Muslims praying in Moscow
Muslim believers attend a religious ceremony near Moscow Congregational Mosque on Prospekt Mira on the holiday of Eid al-Adha, the Festival of Sacrifice, also known as Kurban Bairam. (RIA Novosti/Iliya Pitalev)

Moscow Mayor Sergey Sobyanin says he has no plans to sanction the construction of new mosques. The majority of worshipers there are not permanent residents of the city, but migrants who should go home once their working contracts expire, he stated.

There are already enough mosques in Moscow, Sobyanin said in an interview with Komsomolskaya Pravda daily. There are presently three within the city limits.

“The Muslim religious holidays are mostly attended by worshipers who arrive from the Moscow Region and other regions of the country. From 60 to 70 percent of them are outsiders. We cannot provide for all those who need something,” he noted.

Sobyanin told the newspaper that he has not issued any permits for building new mosques and the current construction around the largest councilor mosque is just restoration.
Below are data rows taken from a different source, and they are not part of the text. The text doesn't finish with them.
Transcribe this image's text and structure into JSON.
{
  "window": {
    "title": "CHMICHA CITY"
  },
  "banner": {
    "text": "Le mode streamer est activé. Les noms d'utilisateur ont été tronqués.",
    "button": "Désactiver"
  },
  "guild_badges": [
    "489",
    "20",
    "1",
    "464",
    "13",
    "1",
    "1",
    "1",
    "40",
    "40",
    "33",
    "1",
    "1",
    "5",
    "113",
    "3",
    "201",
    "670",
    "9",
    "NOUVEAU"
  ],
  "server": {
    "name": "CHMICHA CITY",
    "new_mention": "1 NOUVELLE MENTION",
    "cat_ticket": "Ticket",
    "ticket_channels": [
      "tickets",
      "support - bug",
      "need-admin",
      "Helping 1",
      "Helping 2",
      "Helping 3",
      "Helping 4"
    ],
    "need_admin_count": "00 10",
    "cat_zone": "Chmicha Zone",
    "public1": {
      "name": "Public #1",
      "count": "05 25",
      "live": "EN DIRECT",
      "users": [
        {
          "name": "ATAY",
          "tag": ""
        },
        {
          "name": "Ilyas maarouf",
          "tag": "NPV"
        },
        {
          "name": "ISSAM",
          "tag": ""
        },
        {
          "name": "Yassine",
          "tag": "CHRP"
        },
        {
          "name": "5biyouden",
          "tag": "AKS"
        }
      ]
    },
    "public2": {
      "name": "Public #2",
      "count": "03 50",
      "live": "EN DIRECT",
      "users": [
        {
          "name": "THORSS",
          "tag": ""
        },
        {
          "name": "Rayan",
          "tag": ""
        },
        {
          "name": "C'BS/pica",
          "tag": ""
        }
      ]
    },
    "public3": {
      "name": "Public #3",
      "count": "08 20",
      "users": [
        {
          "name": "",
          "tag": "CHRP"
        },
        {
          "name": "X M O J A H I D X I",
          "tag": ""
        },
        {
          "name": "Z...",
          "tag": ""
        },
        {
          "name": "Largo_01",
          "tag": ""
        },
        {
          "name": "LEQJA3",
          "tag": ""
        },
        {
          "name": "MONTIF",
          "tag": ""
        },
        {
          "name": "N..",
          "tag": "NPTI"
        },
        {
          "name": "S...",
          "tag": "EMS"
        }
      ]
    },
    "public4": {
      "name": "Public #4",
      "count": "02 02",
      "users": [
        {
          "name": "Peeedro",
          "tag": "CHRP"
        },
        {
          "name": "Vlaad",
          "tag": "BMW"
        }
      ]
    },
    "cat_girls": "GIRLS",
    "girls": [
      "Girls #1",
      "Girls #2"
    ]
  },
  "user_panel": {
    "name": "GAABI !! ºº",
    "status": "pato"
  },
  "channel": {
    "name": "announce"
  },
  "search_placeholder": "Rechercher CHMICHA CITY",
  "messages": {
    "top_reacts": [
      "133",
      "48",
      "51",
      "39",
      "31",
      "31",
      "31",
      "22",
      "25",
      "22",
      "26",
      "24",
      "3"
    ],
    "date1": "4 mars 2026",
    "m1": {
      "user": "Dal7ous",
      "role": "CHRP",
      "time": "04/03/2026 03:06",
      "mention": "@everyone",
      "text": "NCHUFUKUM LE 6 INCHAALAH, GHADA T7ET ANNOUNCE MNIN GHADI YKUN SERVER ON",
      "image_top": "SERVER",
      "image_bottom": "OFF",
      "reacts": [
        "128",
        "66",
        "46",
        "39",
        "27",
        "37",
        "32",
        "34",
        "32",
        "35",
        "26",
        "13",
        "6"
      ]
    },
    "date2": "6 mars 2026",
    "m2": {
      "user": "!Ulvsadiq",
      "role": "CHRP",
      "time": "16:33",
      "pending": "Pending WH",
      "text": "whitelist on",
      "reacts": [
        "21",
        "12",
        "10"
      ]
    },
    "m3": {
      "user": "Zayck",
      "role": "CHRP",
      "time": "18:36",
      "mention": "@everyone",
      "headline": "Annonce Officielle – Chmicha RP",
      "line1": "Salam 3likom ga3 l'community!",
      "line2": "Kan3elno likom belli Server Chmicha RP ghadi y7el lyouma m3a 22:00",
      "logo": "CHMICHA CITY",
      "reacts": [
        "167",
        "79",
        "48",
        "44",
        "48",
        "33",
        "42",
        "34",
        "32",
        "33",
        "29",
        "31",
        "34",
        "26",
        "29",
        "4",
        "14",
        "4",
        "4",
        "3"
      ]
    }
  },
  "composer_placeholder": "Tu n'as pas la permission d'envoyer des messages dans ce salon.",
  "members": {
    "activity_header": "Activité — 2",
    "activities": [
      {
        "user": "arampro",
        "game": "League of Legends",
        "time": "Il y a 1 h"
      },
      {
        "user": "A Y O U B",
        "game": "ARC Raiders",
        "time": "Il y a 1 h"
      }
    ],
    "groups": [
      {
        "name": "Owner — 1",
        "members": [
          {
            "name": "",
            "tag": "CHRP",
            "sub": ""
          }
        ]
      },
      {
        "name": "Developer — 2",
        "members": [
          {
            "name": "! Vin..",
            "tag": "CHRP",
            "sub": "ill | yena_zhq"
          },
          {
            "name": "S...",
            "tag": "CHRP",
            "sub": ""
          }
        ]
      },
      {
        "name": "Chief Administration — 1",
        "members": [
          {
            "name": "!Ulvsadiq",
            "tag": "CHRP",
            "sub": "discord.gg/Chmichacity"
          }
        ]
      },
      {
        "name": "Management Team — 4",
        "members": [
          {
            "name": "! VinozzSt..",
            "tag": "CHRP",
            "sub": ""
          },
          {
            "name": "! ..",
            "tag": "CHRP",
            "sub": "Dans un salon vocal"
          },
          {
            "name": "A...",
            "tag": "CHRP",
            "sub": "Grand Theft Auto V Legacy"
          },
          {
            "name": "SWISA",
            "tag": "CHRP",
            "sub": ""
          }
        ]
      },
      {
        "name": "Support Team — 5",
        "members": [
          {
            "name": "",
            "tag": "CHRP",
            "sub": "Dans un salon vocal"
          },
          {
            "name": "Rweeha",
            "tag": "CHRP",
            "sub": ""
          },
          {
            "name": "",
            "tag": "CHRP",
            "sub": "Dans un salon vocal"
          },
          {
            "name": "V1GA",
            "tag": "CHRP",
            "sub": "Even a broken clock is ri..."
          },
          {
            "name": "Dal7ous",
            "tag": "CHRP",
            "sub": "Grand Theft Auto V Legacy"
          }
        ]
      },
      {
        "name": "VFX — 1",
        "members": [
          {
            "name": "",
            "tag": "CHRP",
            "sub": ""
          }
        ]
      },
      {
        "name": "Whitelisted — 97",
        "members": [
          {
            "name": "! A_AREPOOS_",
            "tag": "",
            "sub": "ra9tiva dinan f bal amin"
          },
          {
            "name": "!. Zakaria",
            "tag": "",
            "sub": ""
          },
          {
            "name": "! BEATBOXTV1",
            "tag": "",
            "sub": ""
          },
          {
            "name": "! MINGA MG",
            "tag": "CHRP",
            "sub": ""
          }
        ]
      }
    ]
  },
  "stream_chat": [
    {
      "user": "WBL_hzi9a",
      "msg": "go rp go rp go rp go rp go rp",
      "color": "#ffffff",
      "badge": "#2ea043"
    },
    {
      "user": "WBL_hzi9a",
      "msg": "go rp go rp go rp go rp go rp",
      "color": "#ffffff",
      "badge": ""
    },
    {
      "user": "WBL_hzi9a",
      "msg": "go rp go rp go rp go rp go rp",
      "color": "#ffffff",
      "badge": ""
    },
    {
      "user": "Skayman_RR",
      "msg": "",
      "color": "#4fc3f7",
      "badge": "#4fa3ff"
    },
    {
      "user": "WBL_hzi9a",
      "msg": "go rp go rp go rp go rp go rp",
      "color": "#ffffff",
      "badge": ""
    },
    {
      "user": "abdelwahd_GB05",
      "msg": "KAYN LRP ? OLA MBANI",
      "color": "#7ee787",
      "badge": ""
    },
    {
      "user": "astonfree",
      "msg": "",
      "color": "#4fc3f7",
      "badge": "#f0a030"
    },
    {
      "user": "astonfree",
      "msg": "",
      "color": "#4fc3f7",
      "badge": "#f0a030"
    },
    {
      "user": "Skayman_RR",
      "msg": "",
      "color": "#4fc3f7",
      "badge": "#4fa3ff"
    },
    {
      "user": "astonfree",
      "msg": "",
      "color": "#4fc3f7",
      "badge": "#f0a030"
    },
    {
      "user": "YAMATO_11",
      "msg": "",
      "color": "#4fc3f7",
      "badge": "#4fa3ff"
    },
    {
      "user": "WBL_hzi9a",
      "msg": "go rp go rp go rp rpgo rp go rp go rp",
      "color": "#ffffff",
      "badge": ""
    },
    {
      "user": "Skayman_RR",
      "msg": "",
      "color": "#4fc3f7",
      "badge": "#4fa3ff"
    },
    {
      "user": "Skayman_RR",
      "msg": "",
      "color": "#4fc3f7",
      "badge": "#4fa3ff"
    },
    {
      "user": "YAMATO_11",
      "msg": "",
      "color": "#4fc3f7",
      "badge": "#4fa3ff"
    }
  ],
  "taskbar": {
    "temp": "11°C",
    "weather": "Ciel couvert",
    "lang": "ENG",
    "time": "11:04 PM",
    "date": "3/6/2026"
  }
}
In March this year the mayor told Echo of Moscow radio that no new mosques would be built in Moscow and added that the excessive number of migrants was “a harmful thing.”

“Muscovites now get irritated by people who speak a different language, have different manners, with aggressive behavior. This is not purely ethnic, but this is connected with some ethnic traits,” Sobyanin said.

In the recent interview Sobyanin revealed that, according to various estimations there are about 2 million migrants in Moscow and most of these people come to the city in search of work. He said that currently neither the capital nor Russia as a nation can survive without a foreign labor force, but urged strict regulation in the sphere.

According to the mayor, employers must bear the same expense if they hire a migrant as they would when they hire a Russian citizen.

“Migrants must add to our budget and the businessmen must take care of the migrants’ social rights,” Sobyanin emphasized. “And in case the migrants’ objectives contradict the Russian law, we should put a barrier for such people in a harsh way. Fingerprint them, make databases with clear photos and with papers on hand. The border guards must be effective – if a guest has allowed himself to commit misdemeanors, he or she should never appear in our country again,” he added.

Sobyanin also said that the situation has already improved under his rule – the amount of income tax collected from landlords who rent out their flats increased fivefold in 2013 if compared to 2011. Police have extradited over 13,000 illegal migrants from the country and barred over 42,000 foreigners from entry for violating Russian laws, the mayor reported.

“This is a lot more than last year’s figures,” he noted.